Thursday, May 15, 2014

Christie is no longer believable on GWB, budget

The crews of two NYPD patrol boats on the East River stop to shoot the breeze, a scene repeated frequently when municipal police in North Jersey do the same.


By VICTOR E. SASSON
EDITOR

The Record today helps boost Governor Christie's White House ambitions after his bandwagon spent months spinning its wheels in North Jersey's scandalous traffic.

When the GOP bully wants to shift attention away from the terrible job he is doing on the state economy, mass transit or any other deficiency, all he has to do is snap his fingers.

Editors like The Record's Marty Gottlieb and reporters like Herb Jackson, the paper's Washington correspondent, jump up like lap dogs to catch every deceptive morsel (A-1).

Sadly, Christie is no longer believable, no matter what he says about what he knew and when he knew it on the George Washington Bridge lane closures, the state budget or anything else.

Secret budget cuts

He has successfully kept secret cuts he will make to meet an $807 million state budget shortfall, but is there any suggestion he will do anything different than balance the plan on the backs of the middle and working classes, as he did in the past? 

On the continuation page, Jackson reports Christie "did not hesitate to blame his predecessors, state courts and his own staff" for the current budget problems (A-6).

The unflattering photo of Christie on A-6 suggests the lap-band surgery he had a year ago in February hasn't been that successful.

He still looks like he is full of crap.

GWB scandal

Another story on A-1 today calls into question Christie's credibility on last September's lane closures in Democratic Fort Lee.

The lawyer for former campaign manager Bill Stepien says Christie misspoke when he said Stepien told him he didn't have "any knowledge" about the lane closures, which were ordered by a gubernatorial aide and a crony at the Port Authority. 

On A-3 today, The Record contrasts President Obama's transportation plan with Christie's failure to find a stable source of revenue for the state Transportation Trust Fund.

The story reports Christie used Port Authority toll money for some road projects, including the Pulaski Skyway, even though previous stories said the governor grabbed $1.8 billion left over from his cancellation of new Hudson River rail tunnels (A-3).

Which is it?

Solar confusion

On the Editorial Page, a boastful columnist and a confused reader's letter to the editor combine today to deliver misinformation about solar panels (A-20).

In "Global warming: It's real.
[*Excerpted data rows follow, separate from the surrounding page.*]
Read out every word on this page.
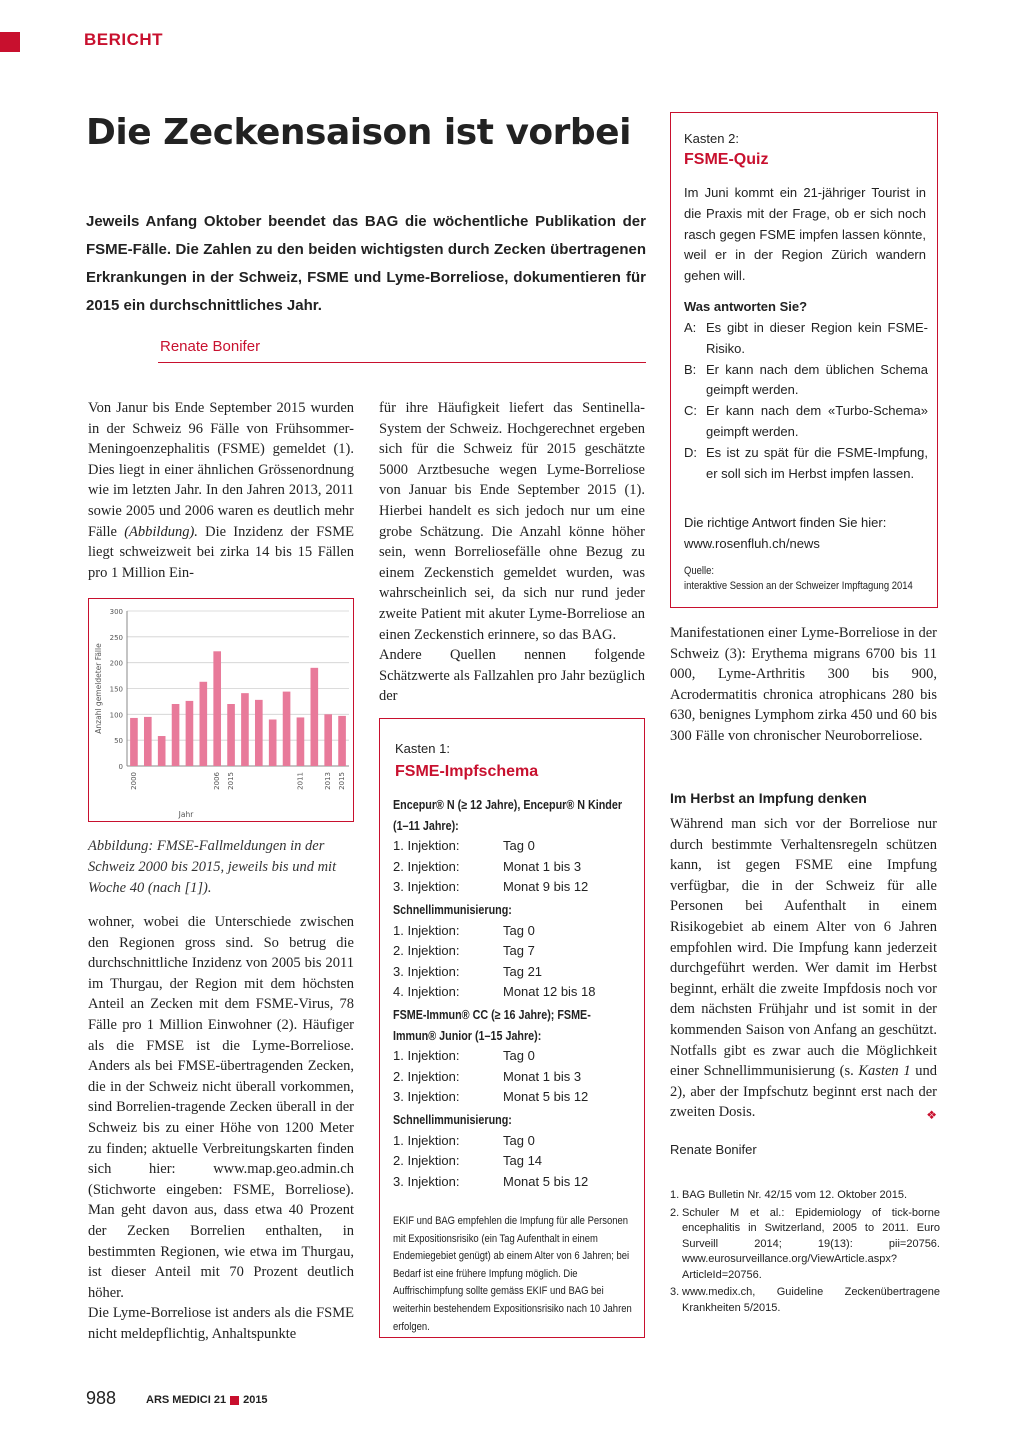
BERICHT
Die Zeckensaison ist vorbei

Jeweils Anfang Oktober beendet das BAG die wöchentliche Publikation der FSME-Fälle. Die Zahlen zu den beiden wichtigsten durch Zecken übertragenen Erkrankungen in der Schweiz, FSME und Lyme-Borreliose, dokumentieren für 2015 ein durchschnittliches Jahr.

Renate Bonifer

Von Janur bis Ende September 2015 wurden in der Schweiz 96 Fälle von Frühsommer-Meningoenzephalitis (FSME) gemeldet (1). Dies liegt in einer ähnlichen Grössenordnung wie im letzten Jahr. In den Jahren 2013, 2011 sowie 2005 und 2006 waren es deutlich mehr Fälle (Abbildung). Die Inzidenz der FSME liegt schweizweit bei zirka 14 bis 15 Fällen pro 1 Million Ein-

0
50
100
150
200
250
300
2000	2006 2015	2011	2013 2015
Anzahl gemeldeter Fälle
Jahr
Abbildung: FMSE-Fallmeldungen in der Schweiz 2000 bis 2015, jeweils bis und mit Woche 40 (nach [1]).

wohner, wobei die Unterschiede zwischen den Regionen gross sind. So betrug die durchschnittliche Inzidenz von 2005 bis 2011 im Thurgau, der Region mit dem höchsten Anteil an Zecken mit dem FSME-Virus, 78 Fälle pro 1 Million Einwohner (2). Häufiger als die FMSE ist die Lyme-Borreliose. Anders als bei FMSE-übertragenden Zecken, die in der Schweiz nicht überall vorkommen, sind Borrelien-tragende Zecken überall in der Schweiz bis zu einer Höhe von 1200 Meter zu finden; aktuelle Verbreitungskarten finden sich hier: www.map.geo.admin.ch (Stichworte eingeben: FSME, Borreliose). Man geht davon aus, dass etwa 40 Prozent der Zecken Borrelien enthalten, in bestimmten Regionen, wie etwa im Thurgau, ist dieser Anteil mit 70 Prozent deutlich höher.

Die Lyme-Borreliose ist anders als die FSME nicht meldepflichtig, Anhaltspunkte

für ihre Häufigkeit liefert das Sentinella-System der Schweiz. Hochgerechnet ergeben sich für die Schweiz für 2015 geschätzte 5000 Arztbesuche wegen Lyme-Borreliose von Januar bis Ende September 2015 (1). Hierbei handelt es sich jedoch nur um eine grobe Schätzung. Die Anzahl könne höher sein, wenn Borreliosefälle ohne Bezug zu einem Zeckenstich gemeldet wurden, was wahrscheinlich sei, da sich nur rund jeder zweite Patient mit akuter Lyme-Borreliose an einen Zeckenstich erinnere, so das BAG.

Andere Quellen nennen folgende Schätzwerte als Fallzahlen pro Jahr bezüglich der

Kasten 1:
FSME-Impfschema
Encepur® N (≥ 12 Jahre), Encepur® N Kinder (1–11 Jahre):
1. Injektion:	Tag 0
2. Injektion:	Monat 1 bis 3
3. Injektion:	Monat 9 bis 12
Schnellimmunisierung:
1. Injektion:	Tag 0
2. Injektion:	Tag 7
3. Injektion:	Tag 21
4. Injektion:	Monat 12 bis 18
FSME-Immun® CC (≥ 16 Jahre); FSME-Immun® Junior (1–15 Jahre):
1. Injektion:	Tag 0
2. Injektion:	Monat 1 bis 3
3. Injektion:	Monat 5 bis 12
Schnellimmunisierung:
1. Injektion:	Tag 0
2. Injektion:	Tag 14
3. Injektion:	Monat 5 bis 12
EKIF und BAG empfehlen die Impfung für alle Personen mit Expositionsrisiko (ein Tag Aufenthalt in einem Endemiegebiet genügt) ab einem Alter von 6 Jahren; bei Bedarf ist eine frühere Impfung möglich. Die Auffrischimpfung sollte gemäss EKIF und BAG bei weiterhin bestehendem Expositionsrisiko nach 10 Jahren erfolgen.
Kasten 2:
FSME-Quiz
Im Juni kommt ein 21-jähriger Tourist in die Praxis mit der Frage, ob er sich noch rasch gegen FSME impfen lassen könnte, weil er in der Region Zürich wandern gehen will.
Was antworten Sie?
A: Es gibt in dieser Region kein FSME-Risiko.
B: Er kann nach dem üblichen Schema geimpft werden.
C: Er kann nach dem «Turbo-Schema» geimpft werden.
D: Es ist zu spät für die FSME-Impfung, er soll sich im Herbst impfen lassen.
Die richtige Antwort finden Sie hier:
www.rosenfluh.ch/news
Quelle:
interaktive Session an der Schweizer Impftagung 2014

Manifestationen einer Lyme-Borreliose in der Schweiz (3): Erythema migrans 6700 bis 11 000, Lyme-Arthritis 300 bis 900, Acrodermatitis chronica atrophicans 280 bis 630, benignes Lymphom zirka 450 und 60 bis 300 Fälle von chronischer Neuroborreliose.

Im Herbst an Impfung denken

Während man sich vor der Borreliose nur durch bestimmte Verhaltensregeln schützen kann, ist gegen FSME eine Impfung verfügbar, die in der Schweiz für alle Personen bei Aufenthalt in einem Risikogebiet ab einem Alter von 6 Jahren empfohlen wird. Die Impfung kann jederzeit durchgeführt werden. Wer damit im Herbst beginnt, erhält die zweite Impfdosis noch vor dem nächsten Frühjahr und ist somit in der kommenden Saison von Anfang an geschützt. Notfalls gibt es zwar auch die Möglichkeit einer Schnellimmunisierung (s. Kasten 1 und 2), aber der Impfschutz beginnt erst nach der zweiten Dosis.	❖

Renate Bonifer
1. BAG Bulletin Nr. 42/15 vom 12. Oktober 2015.
2. Schuler M et al.: Epidemiology of tick-borne encephalitis in Switzerland, 2005 to 2011. Euro Surveill 2014; 19(13): pii=20756. www.eurosurveillance.org/ViewArticle.aspx?ArticleId=20756.
3. www.medix.ch, Guideline Zeckenübertragene Krankheiten 5/2015.
988	ARS MEDICI 21 2015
It's Here. Deal with It" (Opinion, May 11), Alan Robock says, "I have solar panels on my roof, subsidized by the state of New Jersey, and have not paid an electric bill for years."

The heading on the letter, "Solar panels not free for everyone," is incorrect. 

Robock is not saying his panels were free and he apparently doesn't read his bill carefully, because no system installed with a state subsidy would provide all the electricity a homeowner uses.

The letter writer, Melinda Thompson of Little Ferry, should be able to find a private contractor willing to install solar panels for free in return for the monthly solar renewable energy credits (SRECs) the system generates.

The contractor can sell those credits to the utility over the life of the system to recover his upfront costs.